During the reign of President Vladimir Putin, one can notice marked improvement in Pakistan-Russia ties as Moscow’s reservations on Chechnya and Afghanistan were somehow mitigated. According to the reports: “Pakistan and Russia have developed a “new” interest in serving mutual national objectives. Rostec is a state-controlled Russian company that became a stakeholder of the PakStream Gas Pipeline Project (PSGP). The 1,100 kilometre PSGP is scheduled to be complete in 2023 and will transport liquefied natural gas (LNG) from terminals in Karachi and Gwadar to Lahore. According to an agreement signed in July 2021, Moscow has given Islamabad a majority stake in the project (74 percent) and pledged to help Pakistan with expertise and funding. The PSGP is one of the largest Russian investments in Pakistan since the Soviet Union assisted in developing the Oil and Gas Development Company and Pakistan Steel Mills in the 1960s and 1970s”.

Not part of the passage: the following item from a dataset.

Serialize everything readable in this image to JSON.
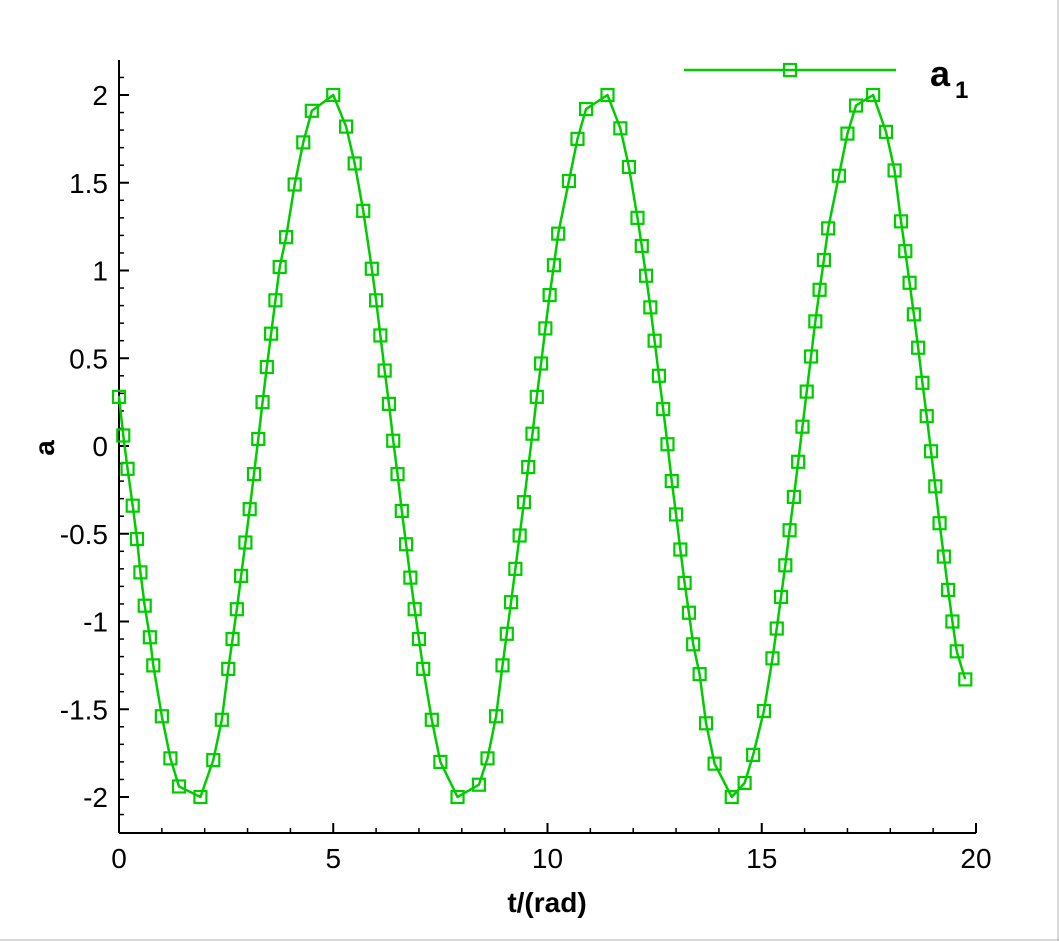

Furthermore, Pakistan is deficient in oil, gas and now in wheat, and the best possible option to overcome the shortage crisis is to import such items from Moscow. For instance, Pakistan has a gas shortfall of 1.5 billion cubic feet per day, which is expected to double by 2025. Authorities have estimated that domestic gas supplies will drop from 3.51 bcfd in 2019 to 1.67 bcfd in 2028, necessitating an increase in LNG imports to meet demand. With the signing of a “shareholders’ agreement” in July 2021, Russia and Pakistan have outlined the roadmap for future cooperation, including the construction of a US$2.5 billion (S$3.4 billion) natural gas pipeline in Pakistan. This project, promised in 2019, is a part of a Russian investment package worth of US$14 billion (S$18.7 billion) in Pakistan’s energy sector.

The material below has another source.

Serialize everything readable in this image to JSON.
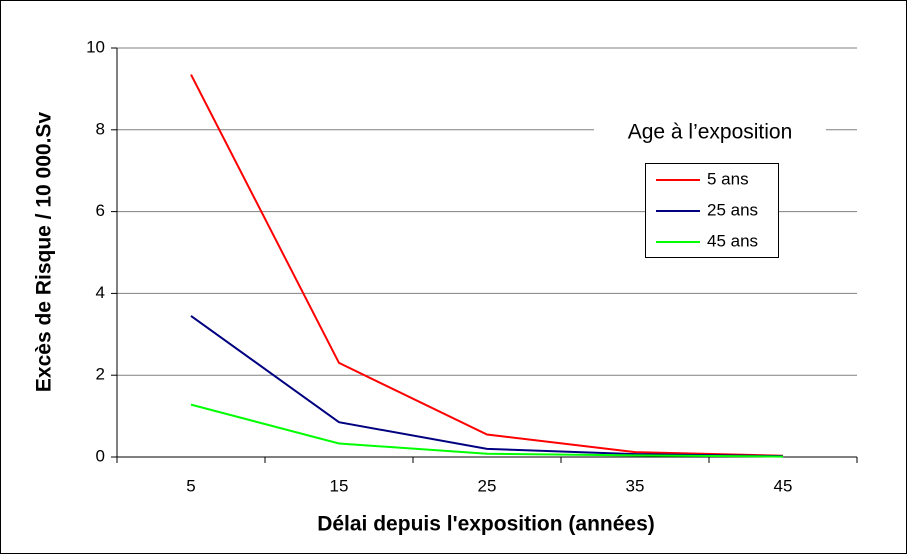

During the visit of the then Prime Minister Imran Khan to Moscow the day when Russia attacked Ukraine, Imran Khan stated: “We went there because we have to import 2 million tonnes of wheat from Russia. Secondly, we have signed agreements with them to import natural gas because Pakistan’s own gas reserves are depleting. Inshallah (God willing), the time will tell that we have had great discussions,” the Pakistani leader said, referring to his three-hour meeting with Putin. He shared no further details. He also remarked about his visit to Moscow that: “What a time I have come, so much excitement,” Pakistani Prime Minister Imran Khan was heard saying at the airport as he arrived in Moscow ahead of a meeting with Russian President Vladimir Putin when Russian forces had attacked Ukraine.